Makefile - Recompilation


The make program is an intelligent utility and works based on the changes you do in your source files. If you have four files main.cpp, hello.cpp, factorial.cpp and functions.h, then all the remaining files are dependent on functions.h, and main.cpp is dependent on both hello.cpp and factorial.cpp. Hence if you make any changes in functions.h, then the make recompiles all the source files to generate new object files. However if you make any change in main.cpp, as this is not dependent of any other file, then only main.cpp file is recompiled, and help.cpp and factorial.cpp are not.

While compiling a file, the make checks its object file and compares the time stamps.
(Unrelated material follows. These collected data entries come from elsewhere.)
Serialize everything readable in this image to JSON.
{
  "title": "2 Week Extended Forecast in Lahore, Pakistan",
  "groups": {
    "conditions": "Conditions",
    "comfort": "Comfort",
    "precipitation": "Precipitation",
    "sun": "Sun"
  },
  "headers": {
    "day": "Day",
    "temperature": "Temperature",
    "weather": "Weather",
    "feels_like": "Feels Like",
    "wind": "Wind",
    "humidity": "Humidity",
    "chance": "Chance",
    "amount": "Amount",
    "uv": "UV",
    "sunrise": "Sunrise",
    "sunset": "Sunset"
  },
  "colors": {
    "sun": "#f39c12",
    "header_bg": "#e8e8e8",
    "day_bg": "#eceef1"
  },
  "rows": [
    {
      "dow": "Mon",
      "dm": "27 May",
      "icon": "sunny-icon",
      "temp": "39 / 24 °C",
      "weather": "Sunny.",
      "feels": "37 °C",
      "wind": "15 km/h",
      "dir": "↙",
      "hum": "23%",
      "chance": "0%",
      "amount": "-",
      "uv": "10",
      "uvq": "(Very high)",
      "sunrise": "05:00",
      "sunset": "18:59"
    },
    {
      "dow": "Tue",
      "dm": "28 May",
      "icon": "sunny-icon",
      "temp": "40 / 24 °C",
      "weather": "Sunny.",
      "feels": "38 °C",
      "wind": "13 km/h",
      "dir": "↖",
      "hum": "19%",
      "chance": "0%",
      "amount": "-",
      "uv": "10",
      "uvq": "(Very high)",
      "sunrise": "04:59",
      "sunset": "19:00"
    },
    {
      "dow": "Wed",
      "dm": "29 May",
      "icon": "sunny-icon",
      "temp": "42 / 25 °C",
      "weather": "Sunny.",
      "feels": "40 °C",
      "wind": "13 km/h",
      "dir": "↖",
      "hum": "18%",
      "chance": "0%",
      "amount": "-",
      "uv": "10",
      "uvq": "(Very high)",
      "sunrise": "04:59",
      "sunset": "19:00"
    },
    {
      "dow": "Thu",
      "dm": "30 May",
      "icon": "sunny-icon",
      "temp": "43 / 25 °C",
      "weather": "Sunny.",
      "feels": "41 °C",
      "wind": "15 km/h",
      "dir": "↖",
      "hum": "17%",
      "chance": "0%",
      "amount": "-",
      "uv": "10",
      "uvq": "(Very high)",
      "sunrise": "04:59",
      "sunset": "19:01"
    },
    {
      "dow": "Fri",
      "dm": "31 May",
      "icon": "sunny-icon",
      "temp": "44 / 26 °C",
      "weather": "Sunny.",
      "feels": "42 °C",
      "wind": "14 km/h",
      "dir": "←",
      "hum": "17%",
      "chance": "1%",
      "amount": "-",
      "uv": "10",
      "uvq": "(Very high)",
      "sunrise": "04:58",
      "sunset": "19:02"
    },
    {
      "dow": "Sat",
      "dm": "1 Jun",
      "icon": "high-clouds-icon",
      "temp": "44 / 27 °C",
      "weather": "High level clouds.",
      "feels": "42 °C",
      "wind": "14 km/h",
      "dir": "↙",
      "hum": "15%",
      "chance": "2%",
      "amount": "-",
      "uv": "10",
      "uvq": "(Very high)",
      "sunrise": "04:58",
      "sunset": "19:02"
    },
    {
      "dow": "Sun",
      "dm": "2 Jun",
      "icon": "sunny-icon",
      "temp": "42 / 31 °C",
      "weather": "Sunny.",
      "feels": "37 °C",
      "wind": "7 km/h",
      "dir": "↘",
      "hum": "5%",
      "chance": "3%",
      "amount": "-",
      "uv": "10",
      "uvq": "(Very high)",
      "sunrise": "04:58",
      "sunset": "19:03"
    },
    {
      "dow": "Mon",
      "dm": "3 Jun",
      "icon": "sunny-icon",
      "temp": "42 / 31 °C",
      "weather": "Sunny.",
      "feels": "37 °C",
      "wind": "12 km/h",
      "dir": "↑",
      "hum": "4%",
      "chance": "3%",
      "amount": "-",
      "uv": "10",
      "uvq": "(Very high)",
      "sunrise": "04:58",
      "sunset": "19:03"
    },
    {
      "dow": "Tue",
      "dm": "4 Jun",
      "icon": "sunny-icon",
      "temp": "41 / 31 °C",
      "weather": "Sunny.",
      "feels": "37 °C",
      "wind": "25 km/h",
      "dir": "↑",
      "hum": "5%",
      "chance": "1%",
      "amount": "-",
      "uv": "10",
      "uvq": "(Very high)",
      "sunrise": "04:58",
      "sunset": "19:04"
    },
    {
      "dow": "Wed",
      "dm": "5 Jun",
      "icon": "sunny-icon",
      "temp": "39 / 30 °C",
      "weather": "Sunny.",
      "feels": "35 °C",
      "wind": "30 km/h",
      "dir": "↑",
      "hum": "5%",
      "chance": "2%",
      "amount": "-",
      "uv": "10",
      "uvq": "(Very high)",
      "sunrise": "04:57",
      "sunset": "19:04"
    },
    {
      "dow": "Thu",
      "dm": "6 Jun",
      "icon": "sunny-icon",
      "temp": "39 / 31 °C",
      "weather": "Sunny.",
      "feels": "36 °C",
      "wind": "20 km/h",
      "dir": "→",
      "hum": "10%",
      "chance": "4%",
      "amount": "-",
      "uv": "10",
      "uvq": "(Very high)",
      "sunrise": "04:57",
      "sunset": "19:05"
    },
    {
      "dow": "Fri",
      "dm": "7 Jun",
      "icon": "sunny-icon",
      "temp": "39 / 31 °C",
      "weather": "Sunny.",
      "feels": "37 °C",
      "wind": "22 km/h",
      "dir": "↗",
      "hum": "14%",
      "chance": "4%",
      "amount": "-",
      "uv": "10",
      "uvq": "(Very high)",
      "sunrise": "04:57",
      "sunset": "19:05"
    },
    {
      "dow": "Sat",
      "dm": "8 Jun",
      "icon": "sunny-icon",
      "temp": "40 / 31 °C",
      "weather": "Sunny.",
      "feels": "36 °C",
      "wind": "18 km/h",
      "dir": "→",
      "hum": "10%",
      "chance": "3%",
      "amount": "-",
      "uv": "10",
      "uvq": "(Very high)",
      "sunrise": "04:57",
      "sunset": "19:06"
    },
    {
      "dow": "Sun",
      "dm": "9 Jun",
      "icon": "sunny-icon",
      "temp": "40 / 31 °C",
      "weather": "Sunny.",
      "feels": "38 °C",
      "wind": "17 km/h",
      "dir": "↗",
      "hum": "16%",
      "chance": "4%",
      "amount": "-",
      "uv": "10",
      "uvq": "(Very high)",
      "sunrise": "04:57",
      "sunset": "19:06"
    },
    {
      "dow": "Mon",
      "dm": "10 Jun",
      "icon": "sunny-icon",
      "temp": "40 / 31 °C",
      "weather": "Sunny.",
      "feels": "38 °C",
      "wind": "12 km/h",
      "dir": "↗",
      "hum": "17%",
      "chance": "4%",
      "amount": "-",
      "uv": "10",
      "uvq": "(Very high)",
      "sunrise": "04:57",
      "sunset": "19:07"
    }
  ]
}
If source file has a newer time stamp than the object file, then it generates new object file assuming that the source file has been changed.

Avoiding Recompilation

There may be a project consisting of thousands of files. Sometimes you may have changed a source file but you may not want to recompile all the files that depend on it. For example, suppose you add a macro or a declaration to a header file, on which the other files depend. Being conservative, make assumes that any change in the header file requires recompilation of all dependent files, but you know that they do not need recompilation and you would rather not waste your time waiting for them to compile.

If you anticipate the problem before changing the header file, you can use the `-t' flag. This flag tells make not to run the commands in the rules, but rather to mark the target up to date by changing its last-modification date. You need to follow this procedure −

  • Use the command `make' to recompile the source files that really need recompilation.

  • Make the changes in the header files.

  • Use the command `make -t' to mark all the object files as up to date. The next time you run make, the changes in the header files do not cause any recompilation.

If you have already changed the header file at a time when some files do need recompilation, it is too late to do this. Instead, you can use the `-o file' flag, which marks a specified file as "old". This means, the file itself will not be remade, and nothing else will be remade on its account. you need to follow this procedure −

  • Recompile the source files that need compilation for reasons independent of the particular header file, with `make -o header file'. If several header files are involved, use a separate `-o' option for each header file.

  • Update all the object files with `make -t'.